Net sales were down by 2.5% to $27.8m compared to the same period in 2013. Excluding prior year sales from divested businesses, Q1 net sales were up 1.7% to $17.5m.
The Georgia-based company is one of the largest producers of folding cartons and holds a strong market position in coated-unbleached kraft, coated-recycled boxboard multi-wall bag and specialty packaging.
“We had a solid quarter despite mother nature not co-operating,” said chief executive David Scheible. “Our key operating and financial metrics were trending positive, but the harsh winter weather significantly impacted board production, particularly at our two virgin mills in the southeast. Power supply interruptions from major storms forced us to take unplanned downtime at our Macon, Georgia mill in February and our West Monroe, Louisiana mill in March. The storms, in addition to lost production, resulted in higher energy, fiber and freight costs. The weather impact overall cost us almost $15m in EBITDA this quarter.

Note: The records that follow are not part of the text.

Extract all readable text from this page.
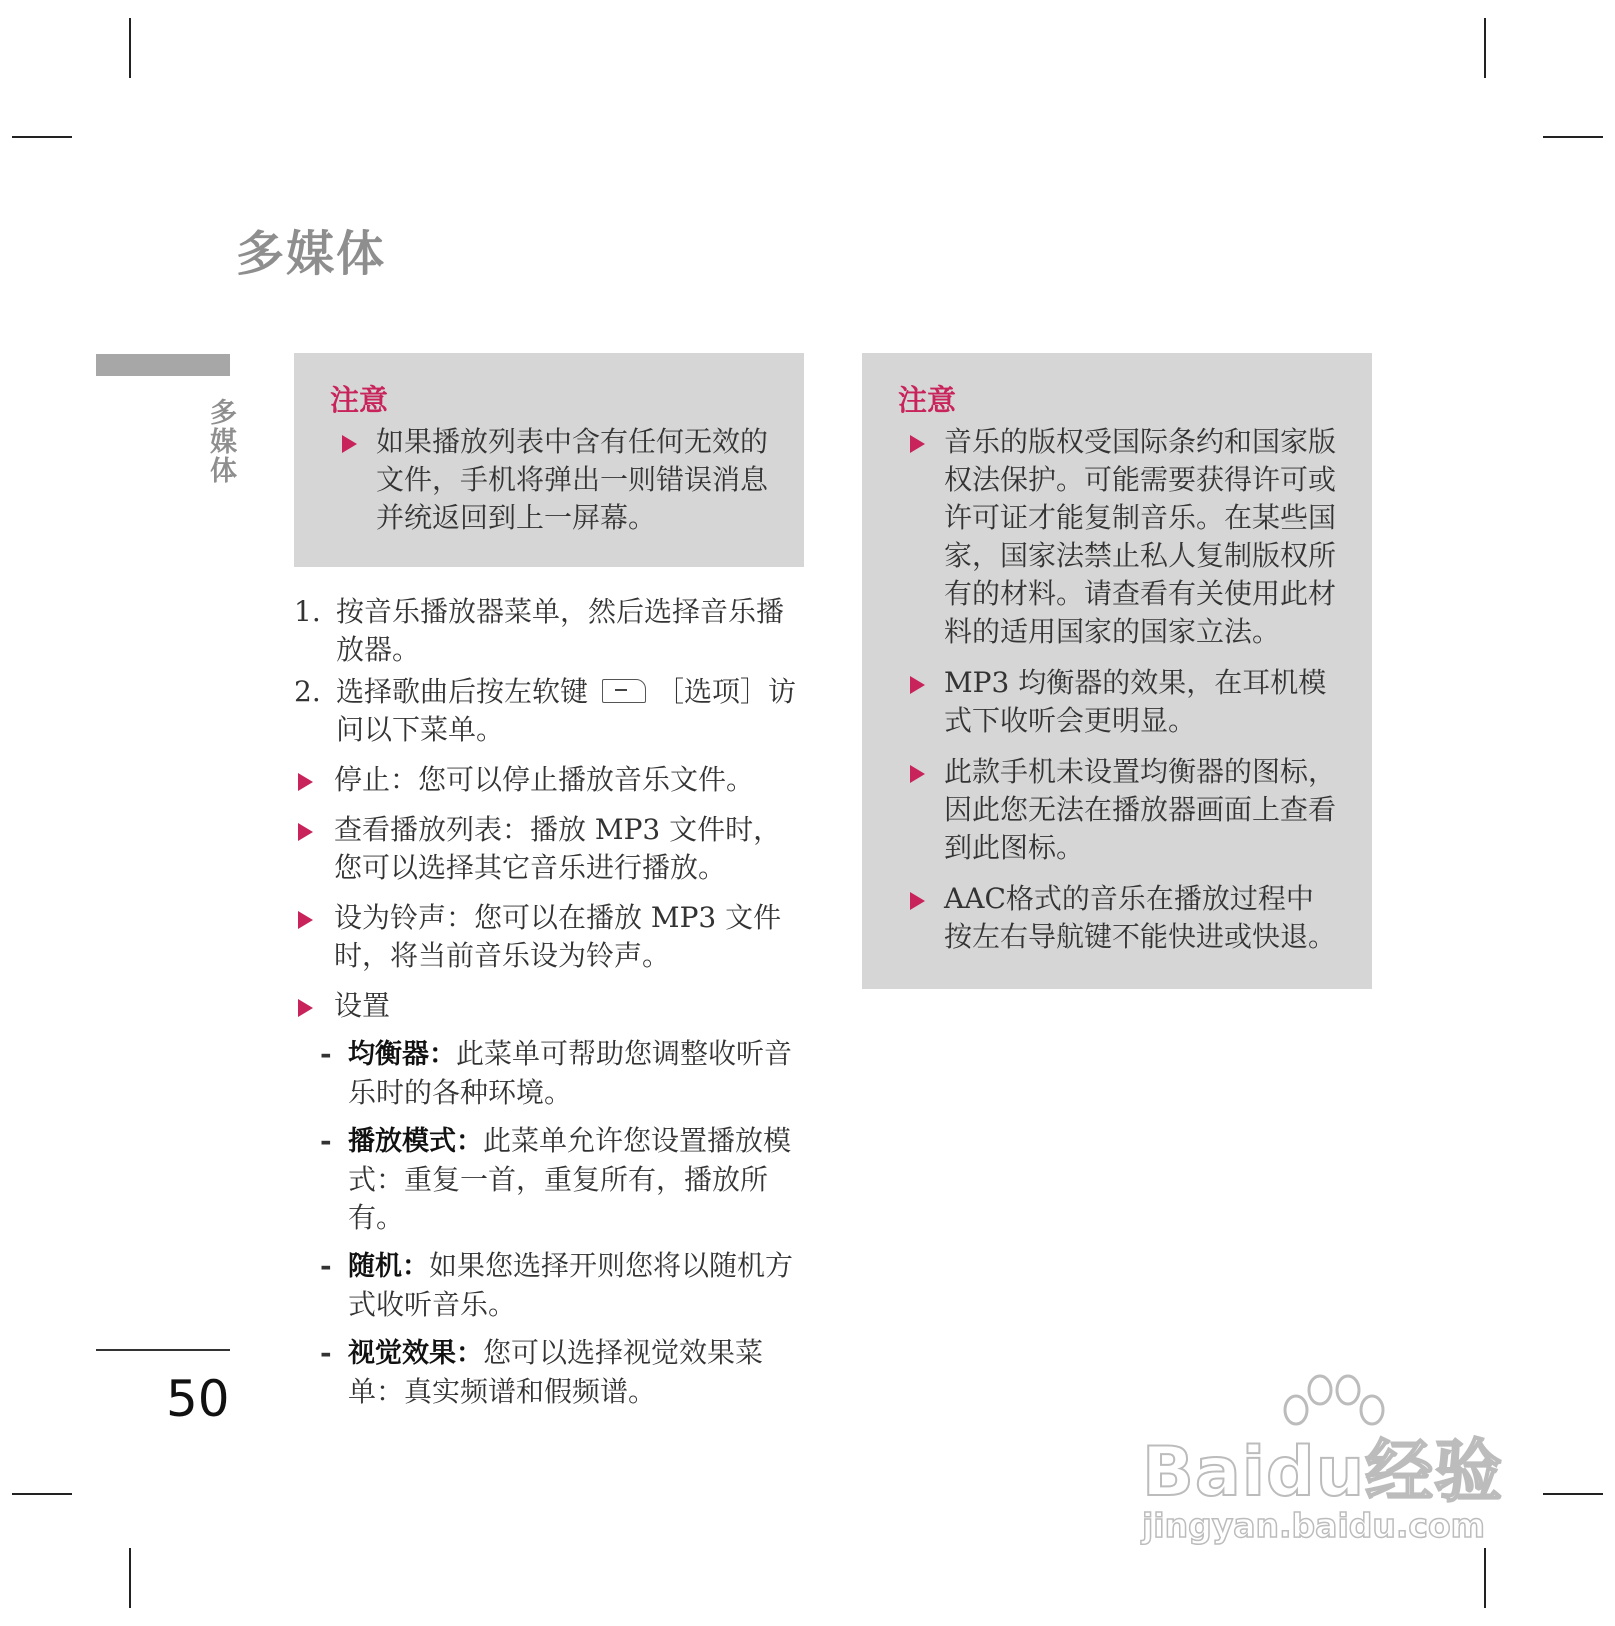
多媒体
多媒体
50
注意
如果播放列表中含有任何无效的文件，手机将弹出一则错误消息并统返回到上一屏幕。
1. 按音乐播放器菜单，然后选择音乐播放器。
2. 选择歌曲后按左软键 ［选项］访问以下菜单。
停止：您可以停止播放音乐文件。
查看播放列表：播放 MP3 文件时，您可以选择其它音乐进行播放。
设为铃声：您可以在播放 MP3 文件时，将当前音乐设为铃声。
设置
- 均衡器：此菜单可帮助您调整收听音乐时的各种环境。
- 播放模式：此菜单允许您设置播放模式：重复一首，重复所有，播放所有。
- 随机：如果您选择开则您将以随机方式收听音乐。
- 视觉效果：您可以选择视觉效果菜单：真实频谱和假频谱。
注意
音乐的版权受国际条约和国家版权法保护。可能需要获得许可或许可证才能复制音乐。在某些国家，国家法禁止私人复制版权所有的材料。请查看有关使用此材料的适用国家的国家立法。
MP3 均衡器的效果，在耳机模式下收听会更明显。
此款手机未设置均衡器的图标，因此您无法在播放器画面上查看到此图标。
AAC格式的音乐在播放过程中按左右导航键不能快进或快退。
Baidu经验
jingyan.baidu.com
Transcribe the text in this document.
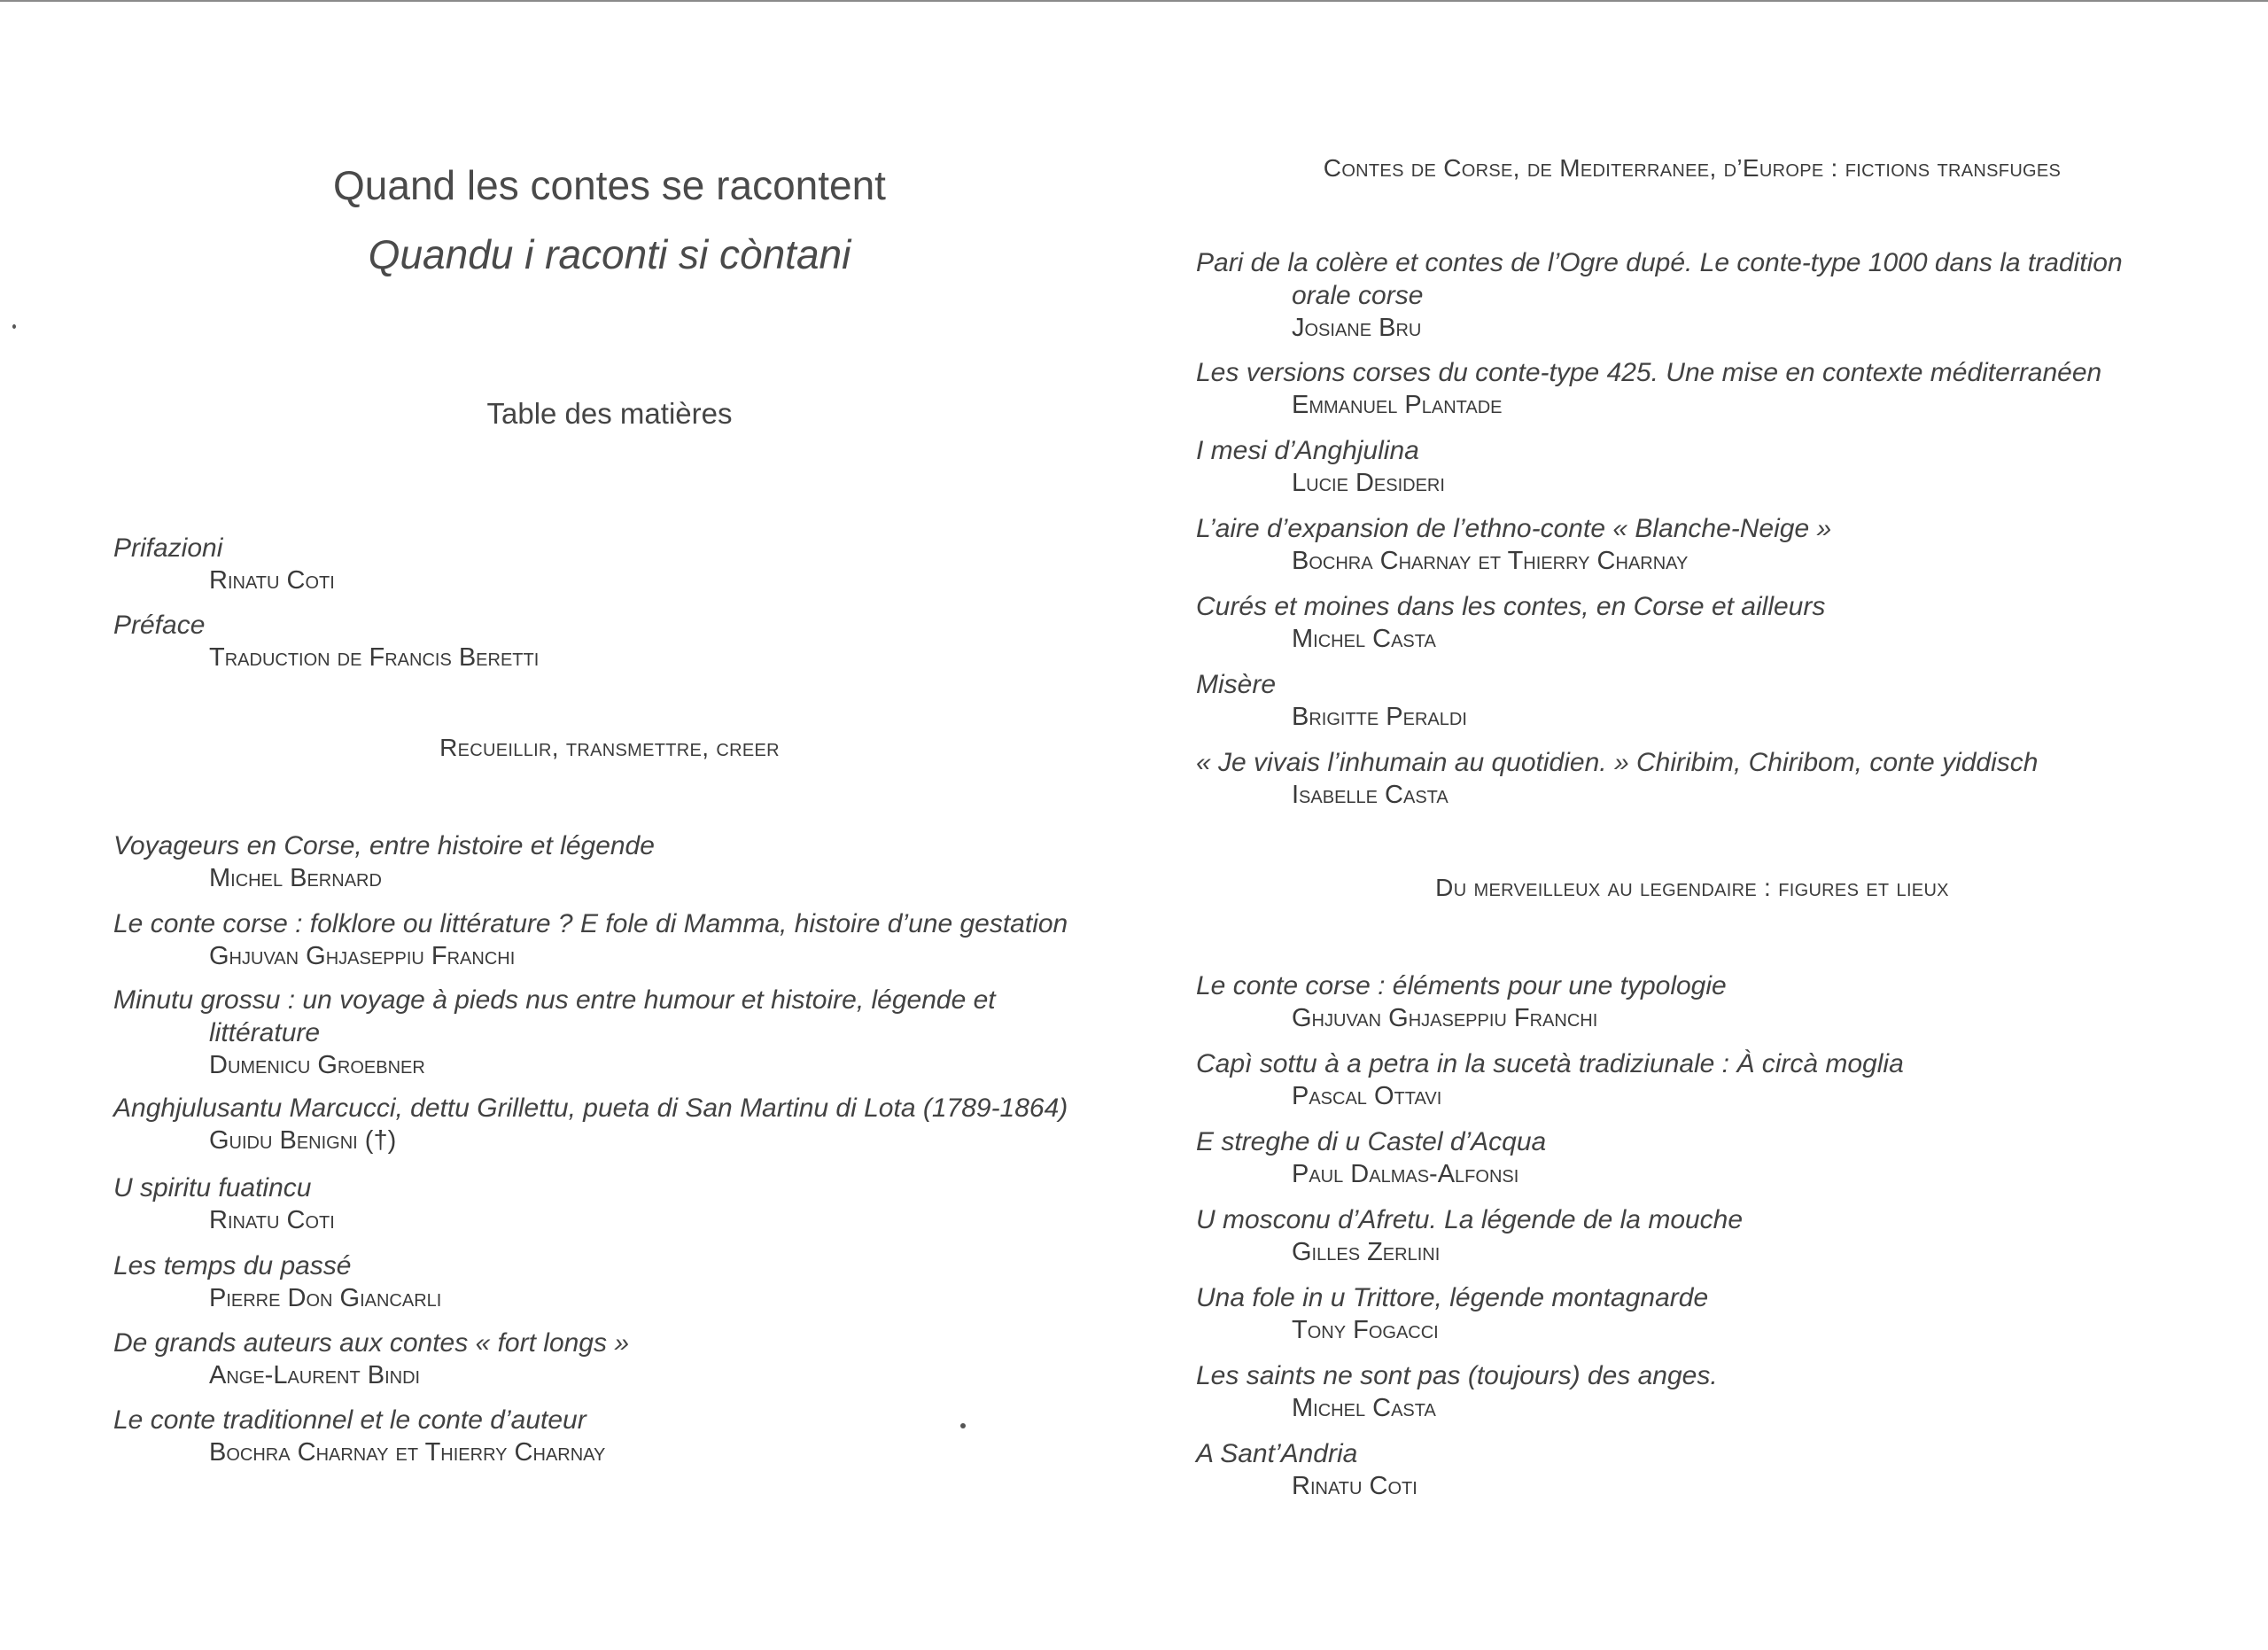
Quand les contes se racontent
Quandu i raconti si còntani
Table des matières
Prifazioni
Rinatu Coti
Préface
Traduction de Francis Beretti
Recueillir, transmettre, creer
Voyageurs en Corse, entre histoire et légende
Michel Bernard
Le conte corse : folklore ou littérature ? E fole di Mamma, histoire d’une gestation
Ghjuvan Ghjaseppiu Franchi
Minutu grossu : un voyage à pieds nus entre humour et histoire, légende et
littérature
Dumenicu Groebner
Anghjulusantu Marcucci, dettu Grillettu, pueta di San Martinu di Lota (1789-1864)
Guidu Benigni (†)
U spiritu fuatincu
Rinatu Coti
Les temps du passé
Pierre Don Giancarli
De grands auteurs aux contes « fort longs »
Ange-Laurent Bindi
Le conte traditionnel et le conte d’auteur
Bochra Charnay et Thierry Charnay
Contes de Corse, de Mediterranee, d’Europe : fictions transfuges
Pari de la colère et contes de l’Ogre dupé. Le conte-type 1000 dans la tradition
orale corse
Josiane Bru
Les versions corses du conte-type 425. Une mise en contexte méditerranéen
Emmanuel Plantade
I mesi d’Anghjulina
Lucie Desideri
L’aire d’expansion de l’ethno-conte « Blanche-Neige »
Bochra Charnay et Thierry Charnay
Curés et moines dans les contes, en Corse et ailleurs
Michel Casta
Misère
Brigitte Peraldi
« Je vivais l’inhumain au quotidien. » Chiribim, Chiribom, conte yiddisch
Isabelle Casta
Du merveilleux au legendaire : figures et lieux
Le conte corse : éléments pour une typologie
Ghjuvan Ghjaseppiu Franchi
Capì sottu à a petra in la sucetà tradiziunale : À circà moglia
Pascal Ottavi
E streghe di u Castel d’Acqua
Paul Dalmas-Alfonsi
U mosconu d’Afretu. La légende de la mouche
Gilles Zerlini
Una fole in u Trittore, légende montagnarde
Tony Fogacci
Les saints ne sont pas (toujours) des anges.
Michel Casta
A Sant’Andria
Rinatu Coti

“The good news is that we didn’t experience a drop in demand from the weather. Beer demand remained healthy here in the US and overall carton demand in Europe was extremely strong in the first quarter. The positive demand signals in Europe are welcome and we also had a nice benefit this quarter from the restructuring we did in Europe last year. We are very excited about our growing footprint in Europe and expect the previously announced Benson Group acquisition to close in the second quarter.”